Lawmakers Explore Medical Marijuana As Opioid Alternative
Illinois lawmakers are considering whether the state’s medical marijuana program could help fight the growing opioid epidemic.
The latest federal data show opioid-related deaths are growing faster in Illinois than almost anywhere else in the country.
State senators heard from recovering opioid addicts on how marijuana has helped them manage chronic pain from injuries. Ingalore Wood is from Auburn. She says opiates made her angry and reluctant to leave the house. Then she switched to medical marijuana.
“I’m more outgoing, I go places," Wood said. My nephew hadn’t seen me for six years and he’s like ‘Aunt Lore, you’re back,’ and I said, ‘What do you mean I’m back? I’ve always been here,’ and he said ‘No it wasn’t you, but you’ve been here.’”
Dr. Charles Bush Joseph is an orthopedic surgeon in Chicago. He says in the past he couldn’t operate on people who became too tolerant of opioid painkillers — like OxyContin.

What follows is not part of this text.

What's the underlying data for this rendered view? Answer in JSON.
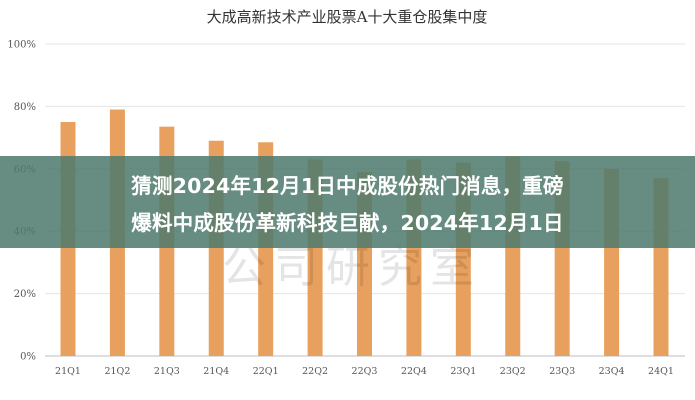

“And I just remember two patients who came back to me, and said ‘Listen, Doc, I’m off the stuff.’ He goes, ‘I want you to take another shot at my shoulder.’ And I said, ‘How’d you get off?’ and he said, ‘Well listen, I’m smoking a lot of weed,’” Joseph said.
There hasn’t been a lot of research on the subject, but several medical marijuana users told senators it’s helped them with chronic pain after opioid-based prescription drugs unraveled their lives.
Illinois legalized marijuana for medical use four years ago. Of the 25 states with such programs, Illinois has the most restrictions for eligibility.